Severe pain relief may be possible with a common anesthetic drug
A novel treatment using a common anesthetic drug has shown success in reducing the severe pain caused by Complex Regional Pain Syndrome (CRPS), according to a study published in the September 2004 issue of Pain Medicine. CRPS, a disorder that can be associated with chronic pain resistant to conventional therapies, affects between 1.5 and 7 million people in the United States. CRPS is sometimes also known as Reflex Sympathetic Dystrophy (RSD).
"This pain disorder can be very difficult to treat. Currently-available conventional therapies, at best, oftentimes only make the pain bearable for many CRPS sufferers," said Ronald E. Harbut, MD, PhD, of Penn State Milton S. Hershey Medical Center, corresponding author of the study. "In our retrospective study, some patients who underwent a low-dose infusion of ketamine experienced complete relief from their pain, suggesting that this therapy may be an option for some patients with intolerable CRPS."

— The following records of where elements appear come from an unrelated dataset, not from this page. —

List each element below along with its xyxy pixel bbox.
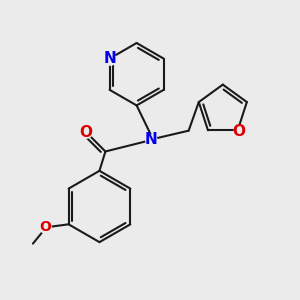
Text: O: O (39, 220, 51, 234)
Text: O: O (233, 124, 246, 139)
Text: O: O (80, 125, 93, 140)
Text: N: N (103, 51, 116, 66)
Text: N: N (145, 132, 158, 147)
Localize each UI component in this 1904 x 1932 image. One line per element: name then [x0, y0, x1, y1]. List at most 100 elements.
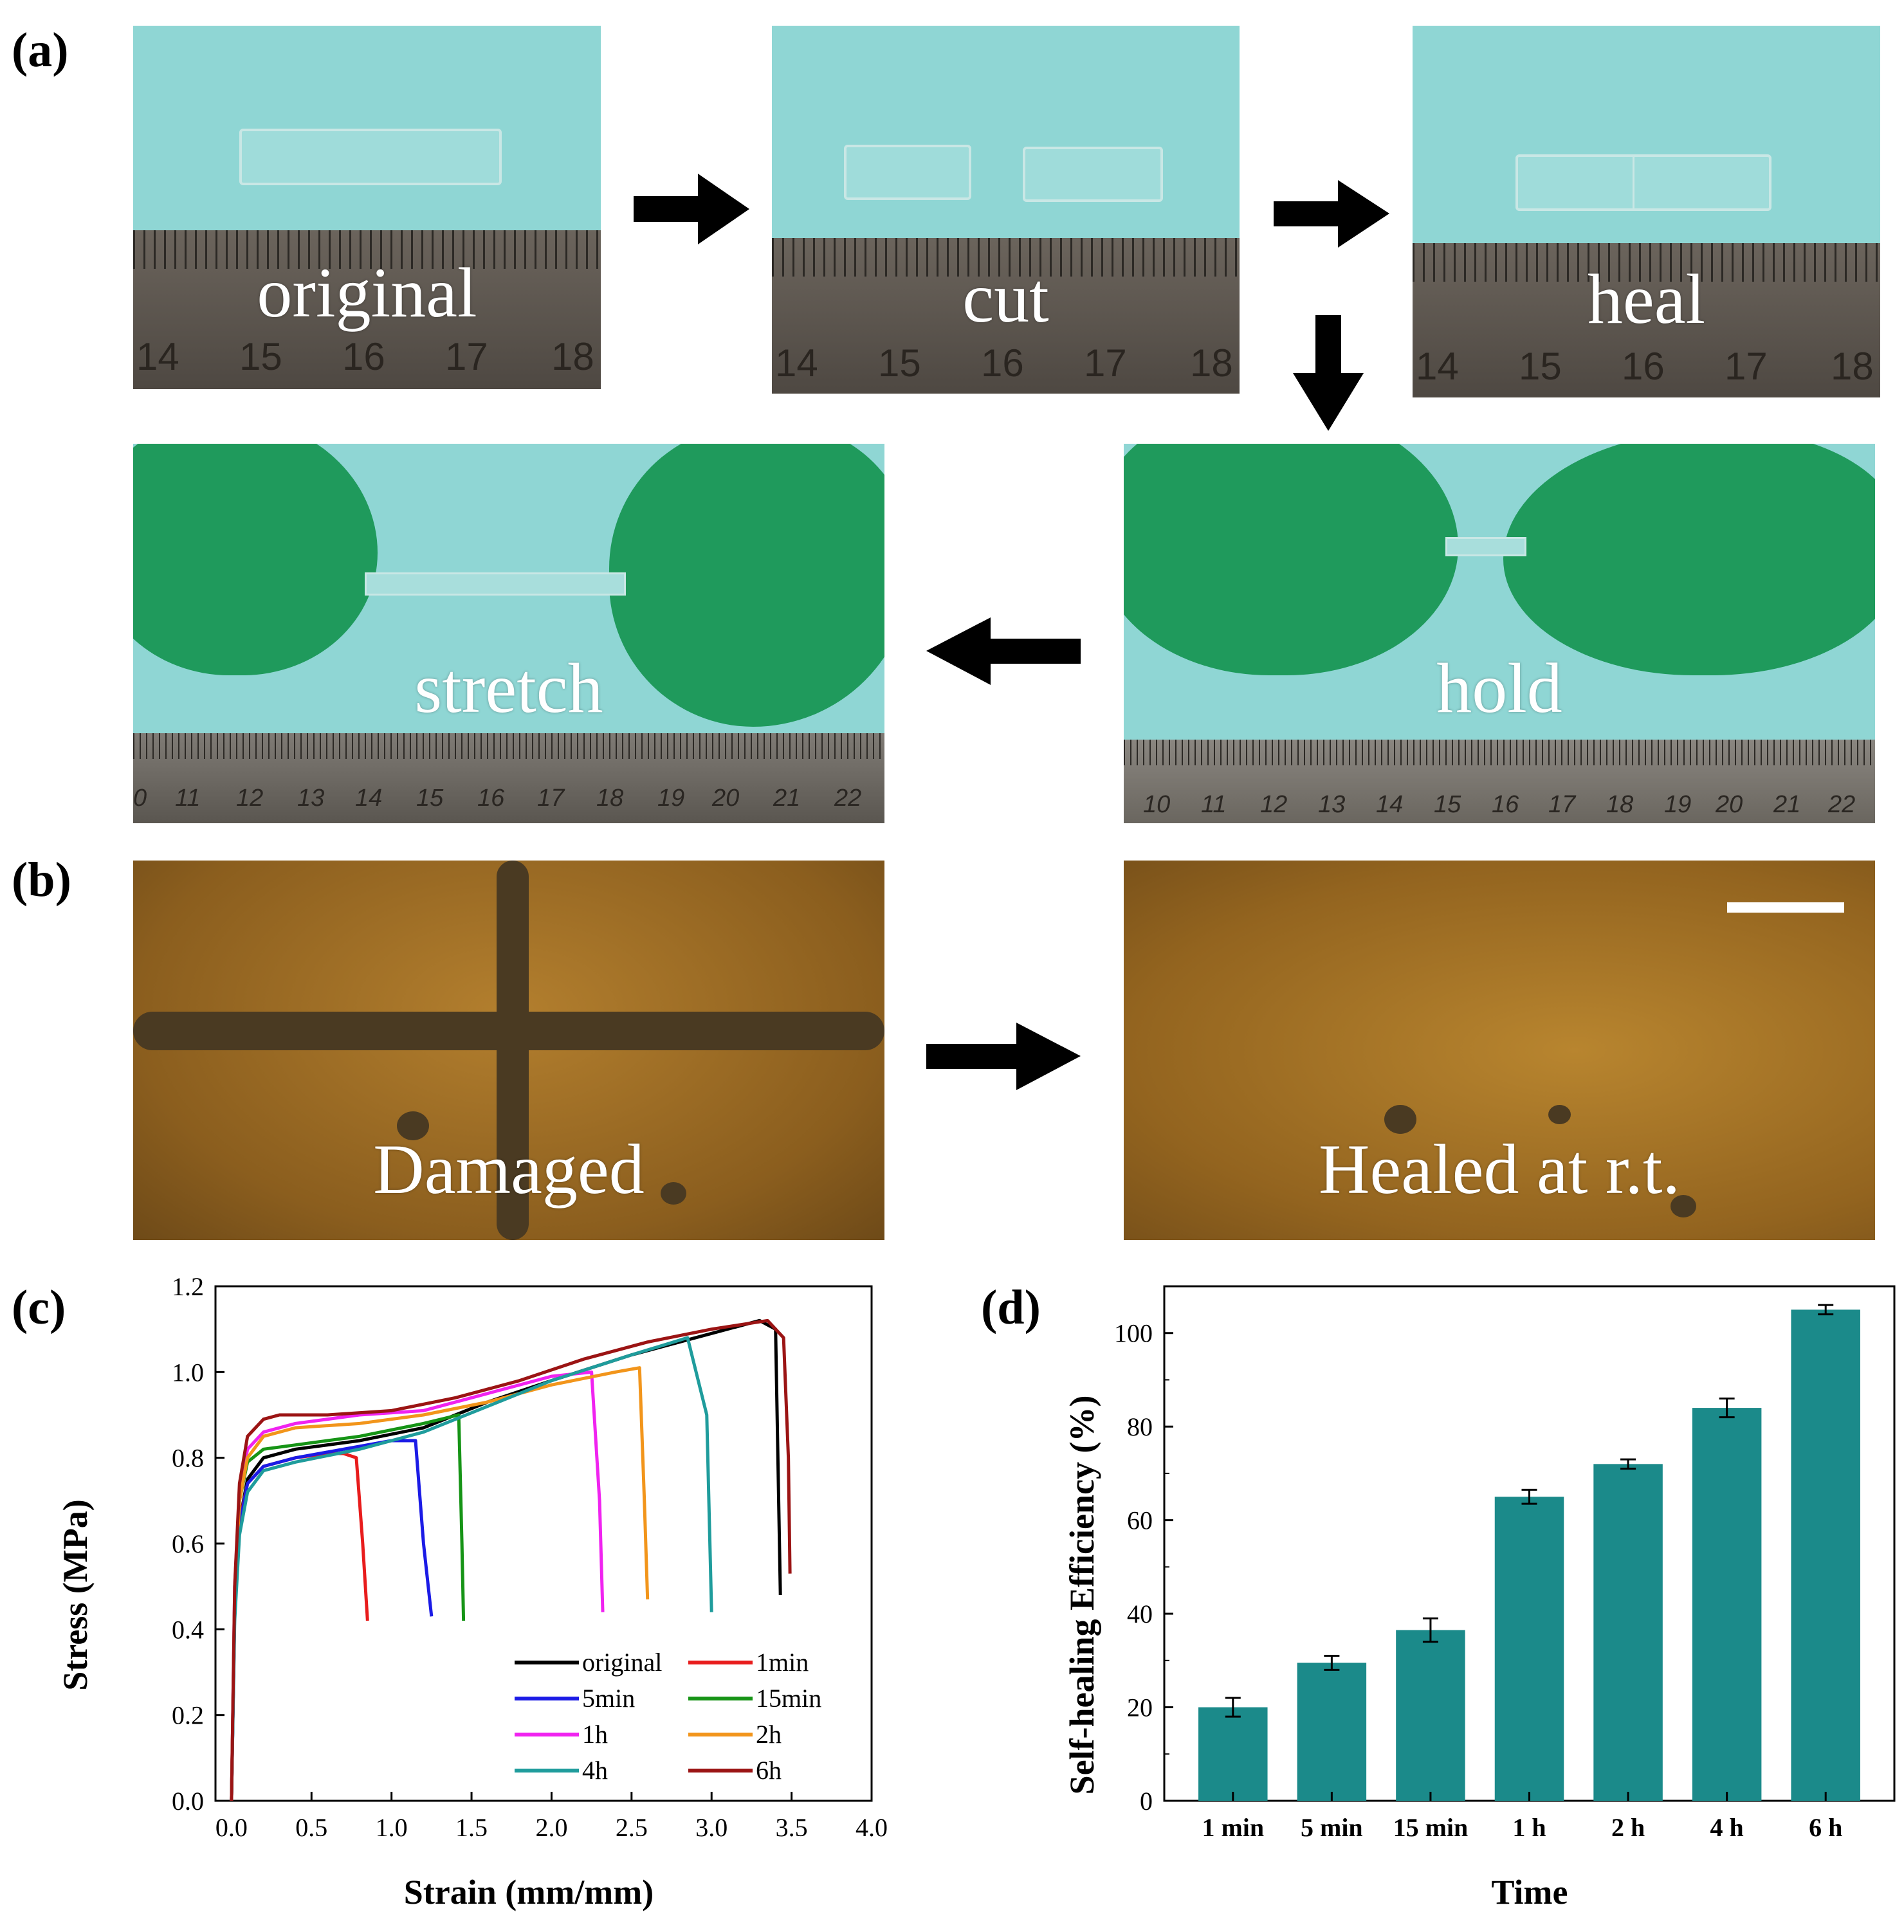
- ruler-number: 20: [1716, 791, 1743, 818]
- ruler-number: 19: [657, 785, 685, 812]
- bar: [1692, 1408, 1762, 1801]
- ruler: [1124, 740, 1875, 823]
- ruler-number: 15: [1519, 345, 1562, 388]
- defect-spot: [1548, 1105, 1571, 1124]
- x-axis-label: Strain (mm/mm): [404, 1873, 654, 1911]
- series-line-6h: [230, 1318, 792, 1801]
- caption-damaged: Damaged: [373, 1130, 645, 1208]
- legend-label: 4h: [582, 1756, 608, 1785]
- x-tick-label: 1.0: [376, 1813, 408, 1842]
- series-line-2h: [230, 1366, 650, 1801]
- x-tick-label: 0.5: [295, 1813, 327, 1842]
- ruler-ticks: [1413, 243, 1880, 282]
- x-tick-label: 3.5: [776, 1813, 808, 1842]
- ruler-number: 14: [775, 342, 818, 385]
- ruler-number: 15: [1434, 791, 1461, 818]
- ruler: [772, 238, 1240, 394]
- sample-piece-right: [1023, 147, 1163, 202]
- photo-hold: 10 11 12 13 14 15 16 17 18 19 20 21 22 h…: [1124, 444, 1875, 823]
- glove-right: [1503, 444, 1875, 675]
- x-tick-label: 2.0: [535, 1813, 567, 1842]
- scale-bar: [1727, 902, 1844, 913]
- ruler-number: 15: [239, 335, 282, 378]
- ruler: [133, 230, 601, 389]
- y-tick-label: 0.8: [172, 1444, 204, 1473]
- stretched-strip: [365, 572, 626, 596]
- ruler: [1413, 243, 1880, 397]
- ruler-number: 14: [1416, 345, 1459, 388]
- x-tick-label: 2.5: [616, 1813, 648, 1842]
- ruler-number: 0: [133, 785, 147, 812]
- caption-hold: hold: [1436, 649, 1562, 727]
- ruler-number: 11: [175, 785, 201, 812]
- ruler-ticks: [772, 238, 1240, 277]
- x-tick-label: 4 h: [1710, 1813, 1744, 1842]
- arrow-right-icon: [1274, 180, 1389, 248]
- x-tick-label: 1.5: [455, 1813, 488, 1842]
- series-line-15min: [230, 1413, 466, 1801]
- legend-label: 5min: [582, 1684, 635, 1713]
- ruler-number: 15: [878, 342, 921, 385]
- x-tick-label: 3.0: [695, 1813, 728, 1842]
- held-strip: [1445, 537, 1526, 556]
- caption-healed: Healed at r.t.: [1319, 1130, 1680, 1208]
- y-tick-label: 0: [1140, 1787, 1153, 1816]
- ruler-number: 16: [342, 335, 385, 378]
- sample-strip: [239, 129, 502, 185]
- photo-cut: 14 15 16 17 18 cut: [772, 26, 1240, 394]
- defect-spot: [1384, 1105, 1416, 1134]
- photo-heal: 14 15 16 17 18 heal: [1413, 26, 1880, 397]
- healing-efficiency-chart: Self-healing Efficiency (%) Time 0 20 40 60…: [1063, 1285, 1896, 1911]
- x-tick-label: 1 h: [1512, 1813, 1546, 1842]
- ruler-number: 17: [1548, 791, 1576, 818]
- ruler-number: 21: [773, 785, 801, 812]
- series-line-1min: [230, 1452, 369, 1801]
- ruler-number: 17: [1084, 342, 1127, 385]
- ruler-number: 12: [1260, 791, 1288, 818]
- ruler-number: 17: [1725, 345, 1768, 388]
- bar: [1396, 1630, 1465, 1801]
- stress-strain-chart: Stress (MPa) Strain (mm/mm) 0.0 0.2 0.4 0.6…: [56, 1272, 888, 1911]
- micrograph-damaged: Damaged: [133, 861, 884, 1240]
- ruler-number: 13: [1318, 791, 1346, 818]
- ruler-number: 16: [981, 342, 1024, 385]
- glove-left: [1124, 444, 1458, 675]
- y-tick-label: 100: [1114, 1319, 1153, 1348]
- ruler-number: 18: [1831, 345, 1874, 388]
- y-tick-label: 0.4: [172, 1615, 204, 1644]
- ruler-number: 16: [1492, 791, 1519, 818]
- x-axis-label: Time: [1492, 1873, 1568, 1911]
- defect-spot: [1671, 1195, 1696, 1217]
- ruler-number: 14: [355, 785, 383, 812]
- ruler-number: 22: [834, 785, 862, 812]
- arrow-right-icon: [926, 1023, 1081, 1090]
- y-tick-label: 0.6: [172, 1529, 204, 1558]
- arrow-down-icon: [1293, 315, 1364, 431]
- ruler-number: 12: [236, 785, 264, 812]
- photo-stretch: 0 11 12 13 14 15 16 17 18 19 20 21 22 st…: [133, 444, 884, 823]
- defect-spot: [661, 1182, 686, 1205]
- x-tick-label: 5 min: [1301, 1813, 1363, 1842]
- y-tick-label: 1.2: [172, 1272, 204, 1301]
- ruler-number: 18: [1190, 342, 1233, 385]
- scratch-vertical: [497, 861, 529, 1240]
- ruler-number: 20: [712, 785, 740, 812]
- y-tick-label: 0.0: [172, 1787, 204, 1816]
- arrow-right-icon: [634, 174, 749, 244]
- micrograph-healed: Healed at r.t.: [1124, 861, 1875, 1240]
- caption-heal: heal: [1587, 260, 1706, 338]
- legend-label: 6h: [756, 1756, 782, 1785]
- legend-label: 15min: [756, 1684, 821, 1713]
- legend-label: 2h: [756, 1720, 782, 1749]
- glove-left: [133, 444, 378, 675]
- sample-piece-left: [844, 145, 971, 200]
- caption-stretch: stretch: [414, 649, 603, 727]
- arrow-left-icon: [926, 617, 1081, 685]
- x-tick-label: 0.0: [215, 1813, 248, 1842]
- x-tick-label: 6 h: [1809, 1813, 1842, 1842]
- ruler-number: 11: [1201, 791, 1227, 818]
- series-line-original: [230, 1318, 782, 1801]
- y-tick-label: 60: [1127, 1506, 1153, 1535]
- legend-label: 1h: [582, 1720, 608, 1749]
- ruler-number: 14: [1376, 791, 1404, 818]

Thirty-three patients with unrelenting CRPS were treated using this novel approach developed by Dr. Graeme E. Correll, BE, MBBS, in Mackay, Queensland, Australia. Pain relief and the duration of this relief appeared impressive. After only one treatment, there was complete relief in 76% (25) of the group. 54% of the patients remained free of pain for more than three months, 31% for more than six months. Although the relief of pain did not last indefinitely, it was noted that following a second treatment given to 12 of the patients, the outcome was improved. In this retreated group 58% remained pain free for more than a year and almost 33% experienced relief for over three years. The most frequent side effect was a feeling of inebriation with less frequent effects including hallucinations, dizziness, light-headedness and nausea.

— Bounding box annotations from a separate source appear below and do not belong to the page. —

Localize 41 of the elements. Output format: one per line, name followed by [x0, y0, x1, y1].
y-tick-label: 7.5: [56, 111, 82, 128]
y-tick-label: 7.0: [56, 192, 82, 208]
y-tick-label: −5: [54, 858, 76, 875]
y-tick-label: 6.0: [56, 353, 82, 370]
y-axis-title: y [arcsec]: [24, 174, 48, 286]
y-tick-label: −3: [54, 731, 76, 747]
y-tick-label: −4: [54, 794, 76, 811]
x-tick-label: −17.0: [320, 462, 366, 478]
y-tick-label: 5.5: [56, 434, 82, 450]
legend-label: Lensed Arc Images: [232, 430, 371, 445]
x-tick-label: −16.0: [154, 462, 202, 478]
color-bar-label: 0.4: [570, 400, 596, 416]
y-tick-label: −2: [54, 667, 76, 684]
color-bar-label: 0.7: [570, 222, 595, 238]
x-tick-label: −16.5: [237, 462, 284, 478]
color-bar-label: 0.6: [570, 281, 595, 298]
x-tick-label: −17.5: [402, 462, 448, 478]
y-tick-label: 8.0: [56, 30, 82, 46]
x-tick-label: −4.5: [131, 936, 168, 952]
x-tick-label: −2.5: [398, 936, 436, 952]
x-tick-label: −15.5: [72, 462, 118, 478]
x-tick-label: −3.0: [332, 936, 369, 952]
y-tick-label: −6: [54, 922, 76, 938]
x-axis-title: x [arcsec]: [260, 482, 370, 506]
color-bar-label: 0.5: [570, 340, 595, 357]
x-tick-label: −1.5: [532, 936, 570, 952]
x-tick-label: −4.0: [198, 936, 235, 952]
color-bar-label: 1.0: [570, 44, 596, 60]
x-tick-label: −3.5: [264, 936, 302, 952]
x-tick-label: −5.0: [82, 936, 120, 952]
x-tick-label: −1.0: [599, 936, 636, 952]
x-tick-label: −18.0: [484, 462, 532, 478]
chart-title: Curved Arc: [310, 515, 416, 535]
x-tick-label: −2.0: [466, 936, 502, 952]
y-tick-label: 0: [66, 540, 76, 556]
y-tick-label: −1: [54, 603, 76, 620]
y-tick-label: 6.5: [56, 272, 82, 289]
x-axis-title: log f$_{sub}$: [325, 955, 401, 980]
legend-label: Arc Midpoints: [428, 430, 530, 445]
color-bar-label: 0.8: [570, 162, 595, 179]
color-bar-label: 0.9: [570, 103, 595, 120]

"Ultimately, we want to find a way to improve the quality of life for those who suffer with intolerable and endless CRPS -- that is our hope," said Harbut. Although optimistic about these early findings, "Certainly more study is needed to further establish the safety and efficacy of this novel approach." (A large clinical study is currently planned and under development at Penn State Hershey Medical Center.)

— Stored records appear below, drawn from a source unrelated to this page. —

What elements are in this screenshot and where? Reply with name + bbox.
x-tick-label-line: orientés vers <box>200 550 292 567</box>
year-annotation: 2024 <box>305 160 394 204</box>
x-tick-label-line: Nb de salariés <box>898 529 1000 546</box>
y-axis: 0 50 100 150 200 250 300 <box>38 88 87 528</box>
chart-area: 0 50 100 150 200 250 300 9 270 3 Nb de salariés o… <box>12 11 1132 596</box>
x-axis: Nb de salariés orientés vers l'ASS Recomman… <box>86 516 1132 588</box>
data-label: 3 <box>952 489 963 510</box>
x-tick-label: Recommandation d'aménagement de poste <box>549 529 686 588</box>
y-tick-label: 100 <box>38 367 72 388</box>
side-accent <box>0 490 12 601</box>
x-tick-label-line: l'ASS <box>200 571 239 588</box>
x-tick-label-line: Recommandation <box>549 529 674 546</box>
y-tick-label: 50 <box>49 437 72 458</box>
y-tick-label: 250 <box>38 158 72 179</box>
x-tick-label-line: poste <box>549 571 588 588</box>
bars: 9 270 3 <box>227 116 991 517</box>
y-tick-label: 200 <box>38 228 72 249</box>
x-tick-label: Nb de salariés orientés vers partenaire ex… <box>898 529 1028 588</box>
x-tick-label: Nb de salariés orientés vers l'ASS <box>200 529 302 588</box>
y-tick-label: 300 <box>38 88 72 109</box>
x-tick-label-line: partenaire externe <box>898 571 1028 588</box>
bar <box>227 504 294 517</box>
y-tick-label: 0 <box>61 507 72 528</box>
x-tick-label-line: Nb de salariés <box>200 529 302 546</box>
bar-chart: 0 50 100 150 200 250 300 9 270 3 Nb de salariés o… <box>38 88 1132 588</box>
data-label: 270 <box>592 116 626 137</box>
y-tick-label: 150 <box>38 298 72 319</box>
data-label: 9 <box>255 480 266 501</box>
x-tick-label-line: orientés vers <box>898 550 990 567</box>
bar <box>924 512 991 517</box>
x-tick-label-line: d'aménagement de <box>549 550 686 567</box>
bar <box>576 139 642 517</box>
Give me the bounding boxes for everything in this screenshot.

Rollin M. Gallagher, MD, MPH, Editor-in-Chief of Pain Medicine, notes, "How medical breakthroughs occur is usually a story of human ingenuity and perseverance fueled by compassion and intellect. Dr. Correll's promising innovation, forged by necessity in tiny resource-poor clinics in the jungles of Papua-New Guinea and Northern Australia and carefully shepherded to publication by his co-authors, may herald an effective treatment for one of mankind's most enigmatic and agonizing diseases. Prospective, controlled studies must follow to establish its safety and efficacy."